After sliding through the morning on widening concerns that European governments' debt woes would spread, stocks fell off a cliff late in the day.

The Dow Jones index plummeted more than 700 points in just 15 minutes — and at its low was down nearly 1,000 points — before recouping much of that loss just as quickly.

The speed and depth of the sell-off led many analysts to conclude that trading glitches or errors, compounded by computerized selling, were to blame for the extraordinarily volatile session. But even with its late rebound, the Dow finished down 347.80 points, or 3.2 percent, at 10,520.32.

"Once it gets going it has a mind of its own, like a wild animal," Bill Strazzullo, a veteran trader at Bell Curve Trading in Freehold, N.J., said of automated trading programs.

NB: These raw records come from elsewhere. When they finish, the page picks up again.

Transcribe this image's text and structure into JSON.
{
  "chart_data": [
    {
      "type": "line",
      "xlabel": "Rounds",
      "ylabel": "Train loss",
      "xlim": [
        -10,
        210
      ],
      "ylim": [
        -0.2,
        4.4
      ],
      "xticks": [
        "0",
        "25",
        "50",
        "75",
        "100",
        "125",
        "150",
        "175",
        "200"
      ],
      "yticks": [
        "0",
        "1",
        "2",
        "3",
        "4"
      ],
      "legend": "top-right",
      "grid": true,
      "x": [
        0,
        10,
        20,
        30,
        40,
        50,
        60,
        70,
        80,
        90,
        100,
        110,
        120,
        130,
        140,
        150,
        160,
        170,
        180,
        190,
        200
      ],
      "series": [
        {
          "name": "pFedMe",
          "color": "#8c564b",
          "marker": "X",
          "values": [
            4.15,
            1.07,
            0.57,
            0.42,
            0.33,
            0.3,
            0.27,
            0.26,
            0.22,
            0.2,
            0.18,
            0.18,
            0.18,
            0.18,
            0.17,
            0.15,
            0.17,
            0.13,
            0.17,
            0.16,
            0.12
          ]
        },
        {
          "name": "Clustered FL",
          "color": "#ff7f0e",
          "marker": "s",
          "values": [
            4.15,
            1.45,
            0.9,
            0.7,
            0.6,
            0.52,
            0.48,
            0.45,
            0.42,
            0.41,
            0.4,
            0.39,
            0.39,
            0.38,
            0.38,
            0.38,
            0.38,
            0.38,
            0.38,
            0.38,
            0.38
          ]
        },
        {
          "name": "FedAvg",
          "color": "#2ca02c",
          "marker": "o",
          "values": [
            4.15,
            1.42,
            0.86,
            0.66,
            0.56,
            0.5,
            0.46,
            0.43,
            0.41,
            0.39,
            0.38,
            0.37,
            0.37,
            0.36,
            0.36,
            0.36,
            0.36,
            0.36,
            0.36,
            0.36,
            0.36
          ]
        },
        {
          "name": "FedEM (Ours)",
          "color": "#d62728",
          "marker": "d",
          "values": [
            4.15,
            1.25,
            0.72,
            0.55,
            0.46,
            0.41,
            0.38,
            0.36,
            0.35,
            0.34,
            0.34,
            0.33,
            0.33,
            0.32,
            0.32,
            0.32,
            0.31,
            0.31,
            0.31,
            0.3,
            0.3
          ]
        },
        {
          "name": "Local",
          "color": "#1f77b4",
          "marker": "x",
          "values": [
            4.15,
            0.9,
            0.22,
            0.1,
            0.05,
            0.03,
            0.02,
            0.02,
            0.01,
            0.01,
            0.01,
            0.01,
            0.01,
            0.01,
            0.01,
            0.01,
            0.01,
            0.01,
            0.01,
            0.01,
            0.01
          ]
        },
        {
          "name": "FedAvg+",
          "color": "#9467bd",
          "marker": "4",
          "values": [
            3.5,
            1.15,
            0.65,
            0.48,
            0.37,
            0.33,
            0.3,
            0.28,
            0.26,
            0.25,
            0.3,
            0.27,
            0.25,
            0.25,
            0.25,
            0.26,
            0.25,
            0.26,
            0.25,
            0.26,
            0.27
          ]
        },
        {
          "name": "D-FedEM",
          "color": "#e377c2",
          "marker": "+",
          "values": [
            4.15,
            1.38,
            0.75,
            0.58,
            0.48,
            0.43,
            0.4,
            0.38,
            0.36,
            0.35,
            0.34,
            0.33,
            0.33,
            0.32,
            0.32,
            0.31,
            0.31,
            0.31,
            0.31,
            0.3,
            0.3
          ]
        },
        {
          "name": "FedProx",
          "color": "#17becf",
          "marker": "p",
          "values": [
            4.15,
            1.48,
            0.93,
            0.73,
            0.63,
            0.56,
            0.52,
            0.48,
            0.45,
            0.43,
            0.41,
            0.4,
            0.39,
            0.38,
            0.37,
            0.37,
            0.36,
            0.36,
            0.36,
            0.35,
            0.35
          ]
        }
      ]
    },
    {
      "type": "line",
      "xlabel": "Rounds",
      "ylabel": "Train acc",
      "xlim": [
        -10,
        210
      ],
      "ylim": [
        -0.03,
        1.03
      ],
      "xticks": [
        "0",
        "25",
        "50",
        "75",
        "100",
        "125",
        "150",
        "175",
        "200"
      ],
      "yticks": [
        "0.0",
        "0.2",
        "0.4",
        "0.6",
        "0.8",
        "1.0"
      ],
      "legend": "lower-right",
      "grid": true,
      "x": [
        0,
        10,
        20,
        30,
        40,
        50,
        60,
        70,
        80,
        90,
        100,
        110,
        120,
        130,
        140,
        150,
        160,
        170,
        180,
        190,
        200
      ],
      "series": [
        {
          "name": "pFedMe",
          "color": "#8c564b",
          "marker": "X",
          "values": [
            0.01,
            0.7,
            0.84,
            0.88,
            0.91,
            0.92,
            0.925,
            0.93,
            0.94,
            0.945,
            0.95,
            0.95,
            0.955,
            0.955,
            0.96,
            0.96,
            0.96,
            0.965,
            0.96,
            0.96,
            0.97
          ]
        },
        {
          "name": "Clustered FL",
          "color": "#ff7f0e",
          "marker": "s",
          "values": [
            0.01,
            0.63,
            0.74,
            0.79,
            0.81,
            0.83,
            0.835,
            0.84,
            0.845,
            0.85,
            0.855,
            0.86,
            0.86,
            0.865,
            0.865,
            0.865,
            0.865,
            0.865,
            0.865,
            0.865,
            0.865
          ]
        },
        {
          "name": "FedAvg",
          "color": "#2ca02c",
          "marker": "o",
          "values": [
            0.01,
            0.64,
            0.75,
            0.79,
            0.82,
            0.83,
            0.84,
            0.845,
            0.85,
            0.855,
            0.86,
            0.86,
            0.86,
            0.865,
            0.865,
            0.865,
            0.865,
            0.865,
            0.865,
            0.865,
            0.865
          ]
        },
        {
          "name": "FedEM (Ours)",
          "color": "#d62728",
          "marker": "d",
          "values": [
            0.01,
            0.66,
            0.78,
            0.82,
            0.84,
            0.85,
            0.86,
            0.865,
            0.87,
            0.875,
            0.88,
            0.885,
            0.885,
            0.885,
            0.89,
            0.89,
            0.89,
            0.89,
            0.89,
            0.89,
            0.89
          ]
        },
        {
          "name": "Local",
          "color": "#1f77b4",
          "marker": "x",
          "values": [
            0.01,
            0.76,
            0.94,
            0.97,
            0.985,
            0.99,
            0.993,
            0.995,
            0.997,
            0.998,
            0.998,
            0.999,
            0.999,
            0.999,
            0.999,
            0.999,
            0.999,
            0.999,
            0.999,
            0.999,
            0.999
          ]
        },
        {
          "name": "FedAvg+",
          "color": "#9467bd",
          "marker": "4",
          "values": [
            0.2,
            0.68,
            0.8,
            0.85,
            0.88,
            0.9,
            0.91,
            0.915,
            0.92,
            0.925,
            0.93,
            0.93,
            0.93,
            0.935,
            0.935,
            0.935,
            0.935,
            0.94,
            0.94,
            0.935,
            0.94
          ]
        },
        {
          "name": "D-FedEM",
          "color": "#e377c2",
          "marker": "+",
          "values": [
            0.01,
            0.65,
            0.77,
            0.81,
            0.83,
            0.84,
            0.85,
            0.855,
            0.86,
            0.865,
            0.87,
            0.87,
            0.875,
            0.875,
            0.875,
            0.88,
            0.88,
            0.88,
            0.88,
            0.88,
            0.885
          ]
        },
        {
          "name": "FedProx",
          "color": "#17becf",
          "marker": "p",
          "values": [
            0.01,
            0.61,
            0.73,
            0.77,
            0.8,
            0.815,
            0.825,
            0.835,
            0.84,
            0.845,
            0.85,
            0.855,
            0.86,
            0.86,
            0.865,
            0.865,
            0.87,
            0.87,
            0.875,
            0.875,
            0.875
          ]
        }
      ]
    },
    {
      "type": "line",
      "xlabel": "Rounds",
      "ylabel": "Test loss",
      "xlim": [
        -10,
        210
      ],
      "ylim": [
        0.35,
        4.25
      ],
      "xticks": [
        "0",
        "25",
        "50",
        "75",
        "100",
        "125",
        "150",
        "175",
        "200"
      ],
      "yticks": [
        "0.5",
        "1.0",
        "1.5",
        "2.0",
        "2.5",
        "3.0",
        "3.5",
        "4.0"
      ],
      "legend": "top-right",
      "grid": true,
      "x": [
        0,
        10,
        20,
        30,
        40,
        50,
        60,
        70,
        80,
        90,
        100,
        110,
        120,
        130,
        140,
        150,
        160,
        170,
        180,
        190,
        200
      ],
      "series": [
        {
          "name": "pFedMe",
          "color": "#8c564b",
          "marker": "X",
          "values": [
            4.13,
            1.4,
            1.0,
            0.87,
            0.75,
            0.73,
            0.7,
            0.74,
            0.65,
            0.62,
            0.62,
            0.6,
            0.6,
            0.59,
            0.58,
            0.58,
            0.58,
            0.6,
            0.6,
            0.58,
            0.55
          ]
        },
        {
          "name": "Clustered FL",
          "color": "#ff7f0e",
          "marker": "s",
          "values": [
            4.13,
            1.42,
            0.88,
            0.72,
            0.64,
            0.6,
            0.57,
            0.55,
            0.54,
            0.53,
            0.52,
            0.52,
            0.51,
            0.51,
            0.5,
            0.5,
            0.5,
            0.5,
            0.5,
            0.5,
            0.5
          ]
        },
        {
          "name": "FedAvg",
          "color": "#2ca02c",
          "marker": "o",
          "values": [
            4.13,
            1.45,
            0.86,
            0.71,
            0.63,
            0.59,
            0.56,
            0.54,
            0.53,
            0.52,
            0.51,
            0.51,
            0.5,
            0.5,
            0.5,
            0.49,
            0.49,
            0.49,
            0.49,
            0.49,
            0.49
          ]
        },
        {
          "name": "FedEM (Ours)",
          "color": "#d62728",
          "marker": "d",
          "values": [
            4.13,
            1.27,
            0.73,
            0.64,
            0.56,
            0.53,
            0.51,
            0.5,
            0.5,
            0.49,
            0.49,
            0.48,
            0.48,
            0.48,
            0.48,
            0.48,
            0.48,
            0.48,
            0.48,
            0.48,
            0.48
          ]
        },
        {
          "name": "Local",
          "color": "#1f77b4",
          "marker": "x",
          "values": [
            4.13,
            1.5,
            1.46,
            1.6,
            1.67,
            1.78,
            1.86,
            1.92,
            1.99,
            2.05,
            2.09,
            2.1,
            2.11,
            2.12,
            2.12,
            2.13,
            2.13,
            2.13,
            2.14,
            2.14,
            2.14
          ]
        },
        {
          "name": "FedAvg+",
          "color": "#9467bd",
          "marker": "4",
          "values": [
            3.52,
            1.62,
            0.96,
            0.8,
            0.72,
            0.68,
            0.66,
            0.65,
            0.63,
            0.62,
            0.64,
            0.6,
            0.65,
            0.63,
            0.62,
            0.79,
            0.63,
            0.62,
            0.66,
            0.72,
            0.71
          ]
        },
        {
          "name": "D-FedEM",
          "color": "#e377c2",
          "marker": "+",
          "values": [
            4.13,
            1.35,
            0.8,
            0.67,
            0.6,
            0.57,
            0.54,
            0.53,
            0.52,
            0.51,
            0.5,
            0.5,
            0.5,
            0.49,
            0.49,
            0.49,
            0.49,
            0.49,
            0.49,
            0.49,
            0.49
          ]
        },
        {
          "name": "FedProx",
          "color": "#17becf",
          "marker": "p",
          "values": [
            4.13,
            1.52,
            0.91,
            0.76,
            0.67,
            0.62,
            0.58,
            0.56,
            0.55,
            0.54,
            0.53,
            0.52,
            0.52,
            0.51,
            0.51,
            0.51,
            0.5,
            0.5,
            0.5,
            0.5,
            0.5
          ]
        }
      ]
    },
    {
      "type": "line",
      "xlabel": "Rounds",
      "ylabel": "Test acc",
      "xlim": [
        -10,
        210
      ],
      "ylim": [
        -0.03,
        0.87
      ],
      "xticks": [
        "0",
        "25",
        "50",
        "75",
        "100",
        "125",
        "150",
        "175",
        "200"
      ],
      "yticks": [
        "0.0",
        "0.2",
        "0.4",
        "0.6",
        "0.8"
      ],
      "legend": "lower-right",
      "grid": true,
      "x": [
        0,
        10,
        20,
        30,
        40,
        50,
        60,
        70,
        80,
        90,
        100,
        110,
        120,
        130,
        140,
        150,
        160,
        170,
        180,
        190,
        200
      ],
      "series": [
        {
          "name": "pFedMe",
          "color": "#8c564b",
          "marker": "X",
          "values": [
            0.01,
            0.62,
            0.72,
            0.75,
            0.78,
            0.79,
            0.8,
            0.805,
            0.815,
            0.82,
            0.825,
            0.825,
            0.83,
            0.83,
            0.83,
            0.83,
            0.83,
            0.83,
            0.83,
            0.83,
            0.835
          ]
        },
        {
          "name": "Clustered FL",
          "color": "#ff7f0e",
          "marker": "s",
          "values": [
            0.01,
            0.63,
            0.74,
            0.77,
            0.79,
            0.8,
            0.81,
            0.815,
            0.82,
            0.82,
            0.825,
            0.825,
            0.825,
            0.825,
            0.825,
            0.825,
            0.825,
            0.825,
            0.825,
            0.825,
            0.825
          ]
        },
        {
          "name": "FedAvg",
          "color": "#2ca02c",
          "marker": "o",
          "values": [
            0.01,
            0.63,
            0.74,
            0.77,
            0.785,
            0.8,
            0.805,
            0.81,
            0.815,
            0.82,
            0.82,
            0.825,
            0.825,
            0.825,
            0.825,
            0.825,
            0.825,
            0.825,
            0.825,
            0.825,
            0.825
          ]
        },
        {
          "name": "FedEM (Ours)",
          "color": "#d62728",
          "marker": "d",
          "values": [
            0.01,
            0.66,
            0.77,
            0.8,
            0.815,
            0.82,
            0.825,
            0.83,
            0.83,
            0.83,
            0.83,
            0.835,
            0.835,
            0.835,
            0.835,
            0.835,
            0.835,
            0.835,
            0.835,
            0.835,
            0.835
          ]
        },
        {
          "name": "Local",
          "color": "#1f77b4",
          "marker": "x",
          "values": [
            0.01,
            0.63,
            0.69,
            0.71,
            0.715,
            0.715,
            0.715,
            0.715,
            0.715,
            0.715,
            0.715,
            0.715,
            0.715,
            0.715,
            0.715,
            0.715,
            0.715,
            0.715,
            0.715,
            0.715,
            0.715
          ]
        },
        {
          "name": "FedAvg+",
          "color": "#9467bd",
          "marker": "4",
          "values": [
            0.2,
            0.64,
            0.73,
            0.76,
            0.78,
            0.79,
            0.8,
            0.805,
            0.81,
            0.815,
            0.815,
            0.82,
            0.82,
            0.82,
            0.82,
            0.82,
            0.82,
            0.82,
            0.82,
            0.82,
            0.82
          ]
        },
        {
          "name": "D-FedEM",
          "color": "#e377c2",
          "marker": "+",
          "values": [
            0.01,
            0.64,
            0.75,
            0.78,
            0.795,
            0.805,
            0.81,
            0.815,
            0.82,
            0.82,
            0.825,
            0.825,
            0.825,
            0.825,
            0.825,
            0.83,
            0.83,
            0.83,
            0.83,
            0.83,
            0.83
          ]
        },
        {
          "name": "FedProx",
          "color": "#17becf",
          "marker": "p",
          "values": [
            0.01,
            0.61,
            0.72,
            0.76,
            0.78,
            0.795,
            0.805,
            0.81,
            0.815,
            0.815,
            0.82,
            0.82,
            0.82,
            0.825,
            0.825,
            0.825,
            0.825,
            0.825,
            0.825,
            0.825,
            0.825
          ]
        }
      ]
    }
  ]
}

Among average investors, that could reinforce the impression that Wall Street had created a monster that neither it nor its regulators could control.

The day's extreme decline also immediately revived memories of the market collapse that began in September 2008 after the failure of brokerage Lehman Bros. caused the global financial system to seize up. That fueled the worst economic decline since the Great Depression.

Many analysts agreed that the panicked selling was rooted in the worsening situation in Europe's financial markets, where the crisis of confidence fueled by the Greek government's debt woes has spread to engulf Portugal, Spain and other countries in recent days.

Some experts also pointed to the U.S. Senate vote late Wednesday that would bar future use of taxpayer money to bail out failing financial institutions.

Still, the breathtaking speed of the market's slide yesterday was driven by computerized trading that caused a cascade of automatic selling as the machines took over — reprising not only the worst days of the 2008-09 plunge but also the 22.6 percent crash in the Dow on Oct. 19, 1987, the biggest one-day loss in history.

As traders struggled to explain the day's frantic action, analysts were focusing on the potential fallout.

In recent weeks, as U.S. stocks have largely held up even as Europe's debt crisis has deepened, many analysts have warned that the market was primed for a pullback.

If stocks were to continue to slide, the effect could be to undermine the economic recovery by causing some consumers and companies to pull back from spending.